Pour l'industrie aéronautique civile et militaire française, les cicatrices laissées par le Covid-19 ont été beaucoup plus profondes que la filière ne l'aurait imaginé. Ainsi, en 2023, le chiffre d'affaires de la filière (70,2 milliards d'euros) n'est pas encore tout à fait revenu au niveau de celui de 2019 (74,3 milliards). Et ce en dépit d'une forte reprise du trafic aérien mondial revenu au niveau de 2019 et de la guerre en Ukraine depuis février 2022. Deux facteurs qui ont stimulé en 2023 les commandes des industriels du secteur aussi bien dans le civil que dans le militaire (65,1 milliards d'euros, dont 73% à l'exportation et 69% dans le civil). Pour autant, le book-to-bill (ratio chiffre d'affaires sur commandes) est resté inférieur à 1.
Pourquoi ce retard à l'allumage ? La filière a eu « beaucoup de complexités à gérer », notamment « une remontée en cadence compliquée pour la supply chain au sortir du Covid », a expliqué le président du GIFAS Guillaume Faury, lors de la présentation du bilan 2023 de la filière. « Au regard de l'exécution opérationnelle, des effectifs, du fonctionnement des processus et d'un environnement réglementaire et géopolitique très complexe, l'ensemble de la filière a eu à traiter beaucoup de challenges opérationnels ».

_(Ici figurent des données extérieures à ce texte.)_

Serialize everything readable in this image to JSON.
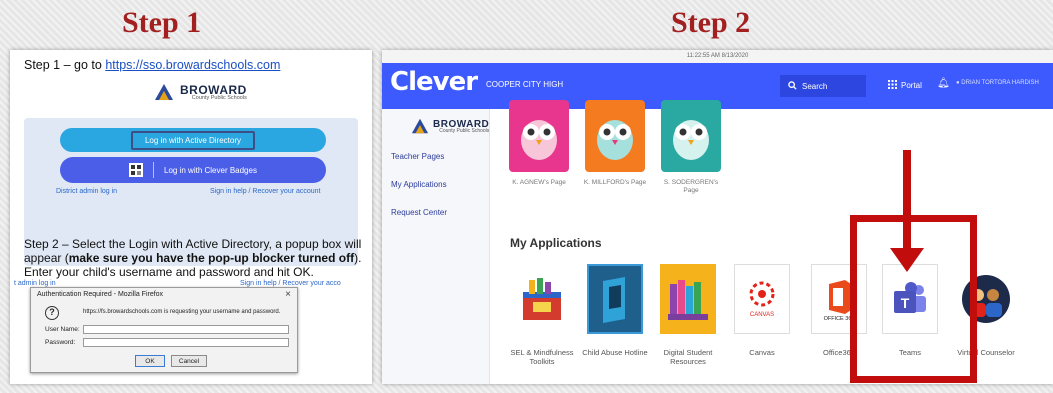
{
  "steps": {
    "step1": "Step 1",
    "step2": "Step 2"
  },
  "left": {
    "step1_prefix": "Step 1 – go to ",
    "step1_link": "https://sso.browardschools.com",
    "logo_word": "BROWARD",
    "logo_sub": "County Public Schools",
    "btn_active_directory": "Log in with Active Directory",
    "btn_clever_badges": "Log in with Clever Badges",
    "district_admin": "District admin log in",
    "sign_in_help": "Sign in help / Recover your account",
    "step2_text_a": "Step 2 – Select the Login with Active Directory, a popup box will appear (",
    "step2_bold": "make sure you have the pop-up blocker turned off",
    "step2_text_b": ").  Enter your child's username and password and hit OK.",
    "frag_left": "t admin log in",
    "frag_right": "Sign in help / Recover your acco",
    "auth": {
      "title": "Authentication Required - Mozilla Firefox",
      "close": "×",
      "message": "https://fs.browardschools.com is requesting your username and password.",
      "user_label": "User Name:",
      "pass_label": "Password:",
      "ok": "OK",
      "cancel": "Cancel"
    }
  },
  "right": {
    "timestamp": "11:22:55 AM 8/13/2020",
    "logo": "Clever",
    "school": "COOPER CITY HIGH",
    "search": "Search",
    "portal": "Portal",
    "user": "DRIAN TORTORA HARDISH",
    "sidebar": {
      "logo_word": "BROWARD",
      "logo_sub": "County Public Schools",
      "items": [
        "Teacher Pages",
        "My Applications",
        "Request Center"
      ]
    },
    "teachers": [
      {
        "label": "K. AGNEW's Page",
        "color": "#e8368f"
      },
      {
        "label": "K. MILLFORD's Page",
        "color": "#f47b20"
      },
      {
        "label": "S. SODERGREN's Page",
        "color": "#29a9a1"
      }
    ],
    "apps_heading": "My Applications",
    "apps": [
      {
        "label": "SEL & Mindfulness Toolkits"
      },
      {
        "label": "Child Abuse Hotline"
      },
      {
        "label": "Digital Student Resources"
      },
      {
        "label": "Canvas"
      },
      {
        "label": "Office365"
      },
      {
        "label": "Teams"
      },
      {
        "label": "Virtual Counselor"
      }
    ],
    "highlight_color": "#c20d0d"
  }
}
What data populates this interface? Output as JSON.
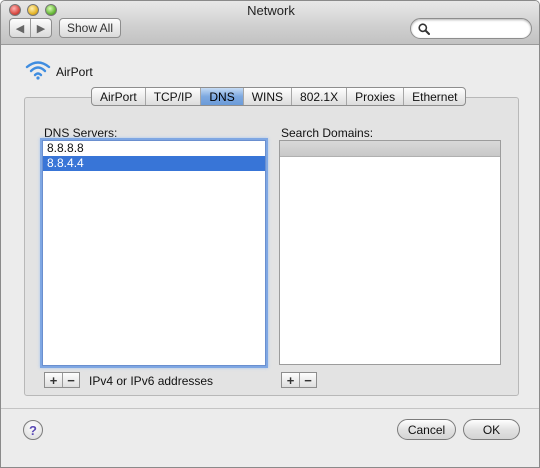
{
  "window": {
    "title": "Network"
  },
  "toolbar": {
    "back_glyph": "◀",
    "forward_glyph": "▶",
    "show_all_label": "Show All",
    "search_placeholder": ""
  },
  "interface": {
    "name": "AirPort",
    "icon": "wifi-icon"
  },
  "tabs": [
    {
      "label": "AirPort",
      "selected": false
    },
    {
      "label": "TCP/IP",
      "selected": false
    },
    {
      "label": "DNS",
      "selected": true
    },
    {
      "label": "WINS",
      "selected": false
    },
    {
      "label": "802.1X",
      "selected": false
    },
    {
      "label": "Proxies",
      "selected": false
    },
    {
      "label": "Ethernet",
      "selected": false
    }
  ],
  "dns": {
    "label": "DNS Servers:",
    "servers": [
      "8.8.8.8",
      "8.8.4.4"
    ],
    "selected_index": 1,
    "hint": "IPv4 or IPv6 addresses"
  },
  "search_domains": {
    "label": "Search Domains:",
    "domains": []
  },
  "controls": {
    "plus": "+",
    "minus": "−"
  },
  "footer": {
    "help_glyph": "?",
    "cancel_label": "Cancel",
    "ok_label": "OK"
  },
  "colors": {
    "selection": "#3875d7",
    "tab_selected": "#7ea9e0",
    "focus_ring": "#7fa7e3"
  }
}
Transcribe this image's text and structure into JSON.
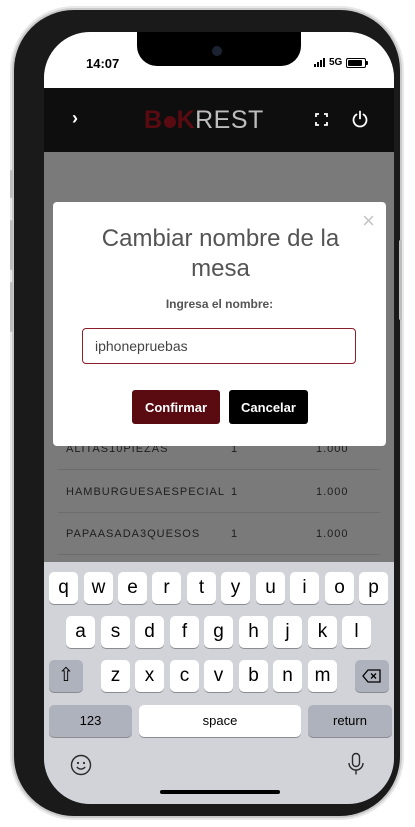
{
  "status": {
    "time": "14:07",
    "network": "5G"
  },
  "app": {
    "logo_b": "B",
    "logo_k": "K",
    "logo_rest": "REST"
  },
  "orders": [
    {
      "name": "ALITAS10PIEZAS",
      "qty": "1",
      "price": "1.000"
    },
    {
      "name": "HAMBURGUESAESPECIAL",
      "qty": "1",
      "price": "1.000"
    },
    {
      "name": "PAPAASADA3QUESOS",
      "qty": "1",
      "price": "1.000"
    }
  ],
  "modal": {
    "title": "Cambiar nombre de la mesa",
    "label": "Ingresa el nombre:",
    "input_value": "iphonepruebas",
    "confirm_label": "Confirmar",
    "cancel_label": "Cancelar",
    "close_glyph": "×"
  },
  "keyboard": {
    "row1": [
      "q",
      "w",
      "e",
      "r",
      "t",
      "y",
      "u",
      "i",
      "o",
      "p"
    ],
    "row2": [
      "a",
      "s",
      "d",
      "f",
      "g",
      "h",
      "j",
      "k",
      "l"
    ],
    "row3": [
      "z",
      "x",
      "c",
      "v",
      "b",
      "n",
      "m"
    ],
    "shift_glyph": "⇧",
    "numbers_label": "123",
    "space_label": "space",
    "return_label": "return"
  },
  "colors": {
    "brand": "#5a0b12",
    "accent_border": "#8a1f2b"
  }
}
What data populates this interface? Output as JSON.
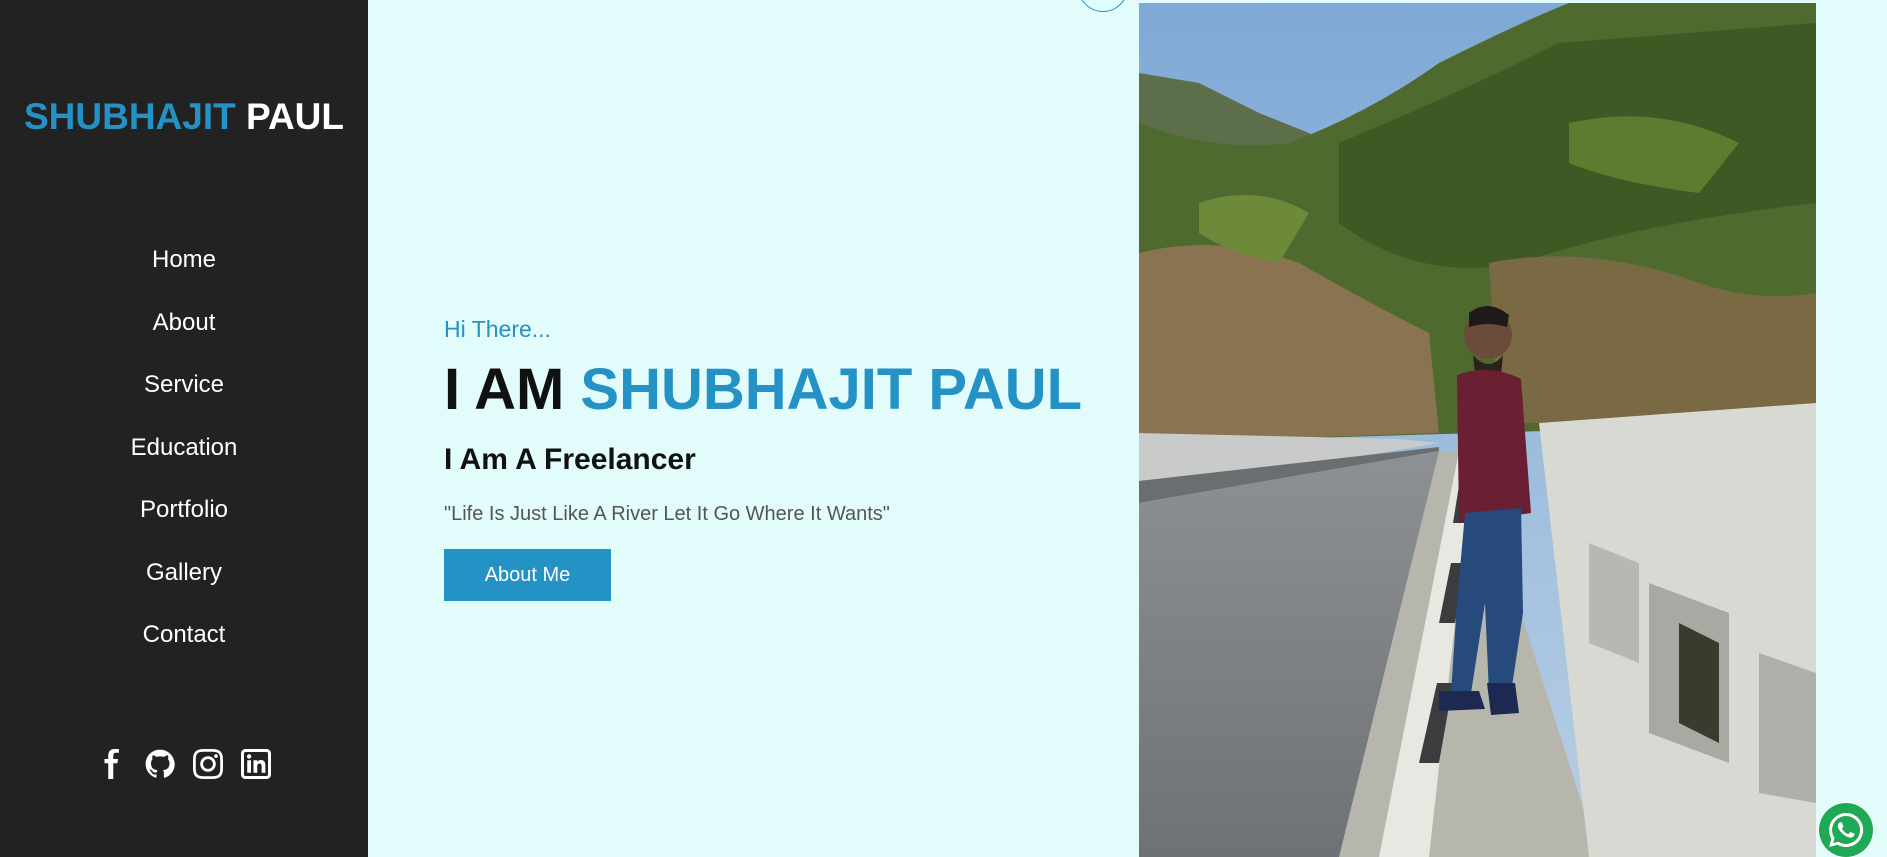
{
  "sidebar": {
    "logo_first": "SHUBHAJIT",
    "logo_last": "PAUL",
    "nav": [
      {
        "label": "Home"
      },
      {
        "label": "About"
      },
      {
        "label": "Service"
      },
      {
        "label": "Education"
      },
      {
        "label": "Portfolio"
      },
      {
        "label": "Gallery"
      },
      {
        "label": "Contact"
      }
    ],
    "social_icons": [
      "facebook-icon",
      "github-icon",
      "instagram-icon",
      "linkedin-icon"
    ]
  },
  "hero": {
    "greeting": "Hi There...",
    "headline_prefix": "I AM",
    "headline_name": "SHUBHAJIT PAUL",
    "role": "I Am A Freelancer",
    "quote": "\"Life Is Just Like A River Let It Go Where It Wants\"",
    "button_label": "About Me"
  },
  "photo": {
    "subject": "portrait photo on bridge"
  },
  "floating": {
    "whatsapp_icon": "whatsapp-icon"
  },
  "colors": {
    "accent": "#2592c6",
    "sidebar_bg": "#222222",
    "page_bg": "#e2fbfb",
    "whatsapp": "#1fa855"
  }
}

Décalage entre la demande et l'offre
En raison de ces complexités, la remontée en cadence a donc été largement freinée. En conséquence, la filière peine à répondre à tous les besoins en avions des compagnies aériennes mais aussi des États, qui souhaitent se réarmer très rapidement. « La demande est aujourd'hui très largement supérieure à l'offre et cet écart entre les commandes et notre capacité à livrer rapidement nous met sous tension en permanence et nous oblige à essayer de trouver le bon équilibre », a décrypté le patron d'Airbus. Dans le domaine civil, Guillaume Faury « aimerait qu'on soit capable de livrer beaucoup plus de produits, beaucoup plus vite que notre capacité actuelle ».
« Il n'y a pas d'alternative mondiale non plus puisque c'est l'ensemble du secteur qui est dans la même situation. Il n'y a pas de risque : les clients ne se détournent pas forcément vers des concurrents », a pour sa part estimé le président du GEAD (Groupe des Équipements Aéronautiques et de Défense), Didier Kayat.
Dans ce contexte, Guillaume Faury a regretté que le manque d'avions dans les compagnies aériennes par rapport à leurs besoins se chiffre « en centaines d'avions ». Cette pénurie, provoquée en partie par les déboires de Boeing, est notamment liée, outre les causes structurelles, à « cet écart entre la vitesse à laquelle le trafic aérien a explosé et la vitesse à laquelle industriellement la filière aéronautique arrive à remonter en cadence. Nous ne sommes toujours pas revenu au niveau de 2019 alors que les besoins sont supérieurs ». Si aujourd'hui Airbus et sa supply chain ne sont pas capables de répondre à la demande actuelle compte tenu de cette situation de complexité, ils devraient pouvoir répondre aux demandes de nouvelles compagnies aériennes clientes traditionnellement de Boeing « avant le début de la décennie suivante ».